The only thing that nears this level of data on a human scale is the human brain. With a common estimate of 100 billion neurons, the keyboard could be expressing the state of it’s users brain, 24 times a second, distinguishing between 10 different states of each neuron.
This also bypasses one of the concerns of introducing an input mechanism like this that requires active manipulation: The human brain doesn’t have the mechanisms to manage 30 digits and 9-key-chording at this rate. To get it to where it could manage this kind of task would need fairly massive rewiring of the brain of the user. (And if you could do that, why bother with the computer?)
But if it’s a passive device, simply taking “pictures” of the brain and sharing those pictures with the computer, it doesn’t require that the human be reengineered, just re-equipped. It requires a very smart computer system able to cope with and respond to that kind of input, but we see that exact kind of artificial intelligence elsewhere in the film.
Because of the form factor of hands and keyboard, it looks like a manual input device. But looking at the data throughput, the evidence suggests that it’s actually a brain interface, meant to keep the computer up to date with whatever the user is thinking at that exact moment and responding appropriately. For all the futurism seen in this film, this is perhaps the most futuristic, and perhaps the most surprising.

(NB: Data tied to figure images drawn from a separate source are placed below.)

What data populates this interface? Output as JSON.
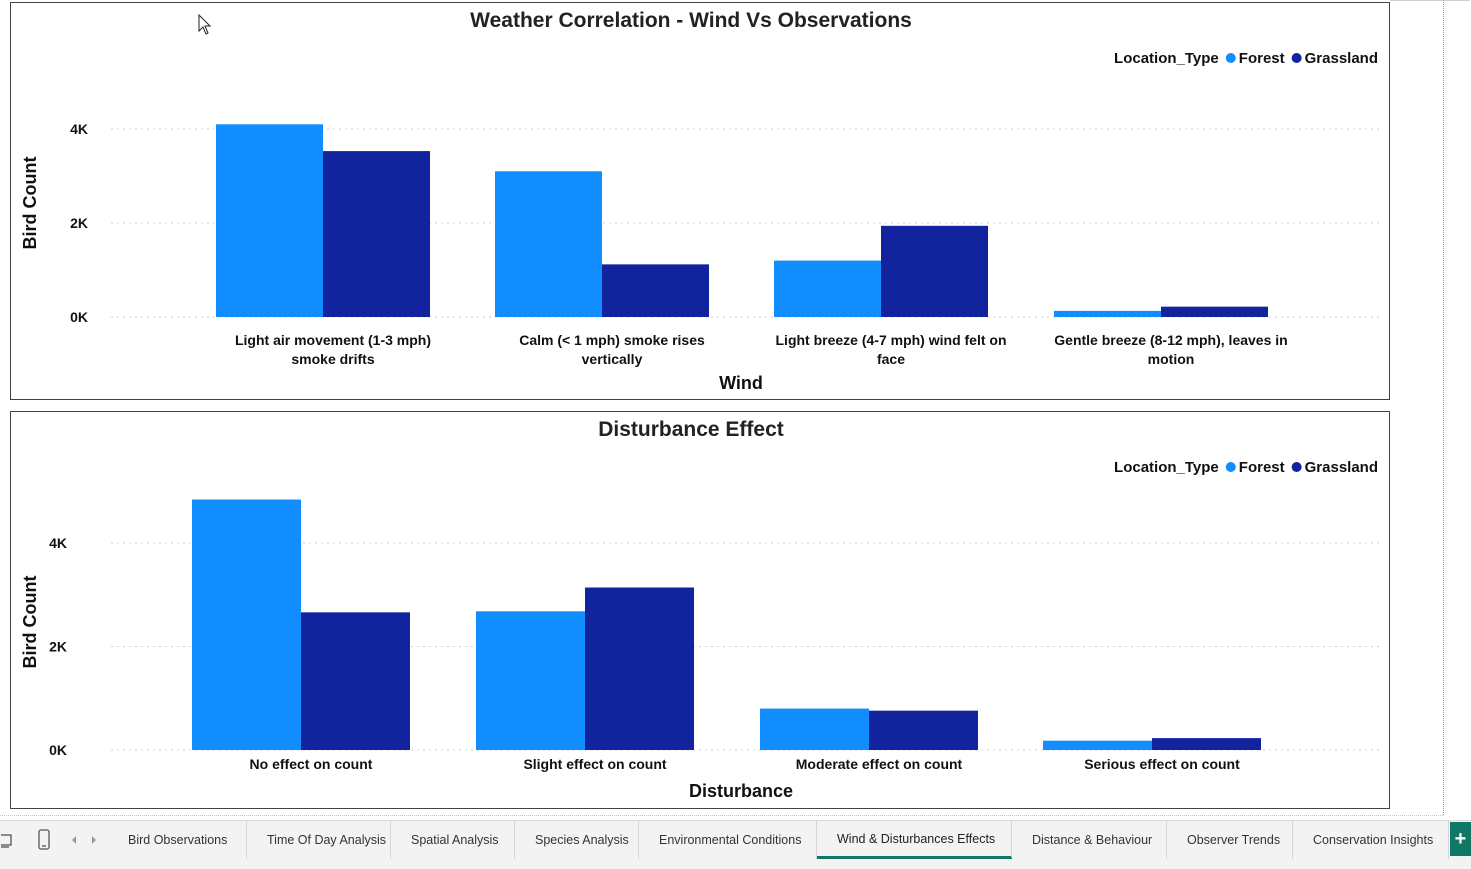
{
  "colors": {
    "forest": "#118DFF",
    "grassland": "#12239E",
    "active_tab_underline": "#117865"
  },
  "chart_data": [
    {
      "type": "bar",
      "title": "Weather Correlation - Wind Vs Observations",
      "legend_title": "Location_Type",
      "legend_position": "top-right",
      "xlabel": "Wind",
      "ylabel": "Bird Count",
      "categories": [
        [
          "Light air movement (1-3 mph)",
          "smoke drifts"
        ],
        [
          "Calm (< 1 mph) smoke rises",
          "vertically"
        ],
        [
          "Light breeze (4-7 mph) wind felt on",
          "face"
        ],
        [
          "Gentle breeze (8-12 mph), leaves in",
          "motion"
        ]
      ],
      "series": [
        {
          "name": "Forest",
          "values": [
            4100,
            3100,
            1200,
            130
          ]
        },
        {
          "name": "Grassland",
          "values": [
            3530,
            1120,
            1940,
            220
          ]
        }
      ],
      "yticks": [
        0,
        2000,
        4000
      ],
      "yticklabels": [
        "0K",
        "2K",
        "4K"
      ],
      "ylim": [
        0,
        4600
      ],
      "grid": true
    },
    {
      "type": "bar",
      "title": "Disturbance Effect",
      "legend_title": "Location_Type",
      "legend_position": "top-right",
      "xlabel": "Disturbance",
      "ylabel": "Bird Count",
      "categories": [
        [
          "No effect on count"
        ],
        [
          "Slight effect on count"
        ],
        [
          "Moderate effect on count"
        ],
        [
          "Serious effect on count"
        ]
      ],
      "series": [
        {
          "name": "Forest",
          "values": [
            4840,
            2680,
            800,
            180
          ]
        },
        {
          "name": "Grassland",
          "values": [
            2660,
            3140,
            760,
            230
          ]
        }
      ],
      "yticks": [
        0,
        2000,
        4000
      ],
      "yticklabels": [
        "0K",
        "2K",
        "4K"
      ],
      "ylim": [
        0,
        5400
      ],
      "grid": true
    }
  ],
  "tabs": [
    {
      "label": "Bird Observations",
      "active": false
    },
    {
      "label": "Time Of Day Analysis",
      "active": false
    },
    {
      "label": "Spatial Analysis",
      "active": false
    },
    {
      "label": "Species Analysis",
      "active": false
    },
    {
      "label": "Environmental Conditions",
      "active": false
    },
    {
      "label": "Wind & Disturbances Effects",
      "active": true
    },
    {
      "label": "Distance & Behaviour",
      "active": false
    },
    {
      "label": "Observer Trends",
      "active": false
    },
    {
      "label": "Conservation Insights",
      "active": false
    }
  ],
  "tabbar": {
    "prev_icon": "chevron-left-icon",
    "next_icon": "chevron-right-icon",
    "add_label": "+"
  }
}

Kusanagi is able to mentally activate a feature of her skintight bodysuit and hair(?!) that renders her mostly invisible. It does not seem to affect her face by default. After her suit has activated, she waves her hand over her face to hide it. We do not see how she activates or deactivates the suit in the first place. She seems to be able to do so at will. Since this is not based on any existing human biological capacity, a manual control mechanism would need some biological or cultural referent. The gesture she uses—covering her face with open-fingered hands—makes the most sense, since even with a hand it means, “I can see you but you can’t see me.”
In the film we see Ghost Hacker using the same technology embedded in a hooded coat he wears. He activates it by pulling the hood over his head. This gesture makes a great deal of physical sense, similar to the face-hiding gesture. Donning a hood would hide your most salient physical identifier, your face, so having it activate the camouflage is a simple synechdochic extension.
The spider tank also features this same technology on its surface, where we learn it is a delicate surface. It is disabled from a rain of glass falling on it.
This tech less than perfect, distorting the background behind it, and occasionally flashing with vigorous physical activity. And of course it cannot hide the effects that the wearer is creating in the environment, as we see with splashes the water and citizens in a crowd being bumped aside.
Since this imperfection runs counter to the wearer’s goal, I’d design a silent, perhaps haptic feedback, to let the wearer know when they’re moving too fast for the suit’s processors to keep up, as a reinforcement to whatever visual effects they themselves are seeing.
UPDATE: When this was originally posted, I used the incorrect concept “metonym” to describe these gestures. The correct term is “synechdoche” and the post has been updated to reflect that.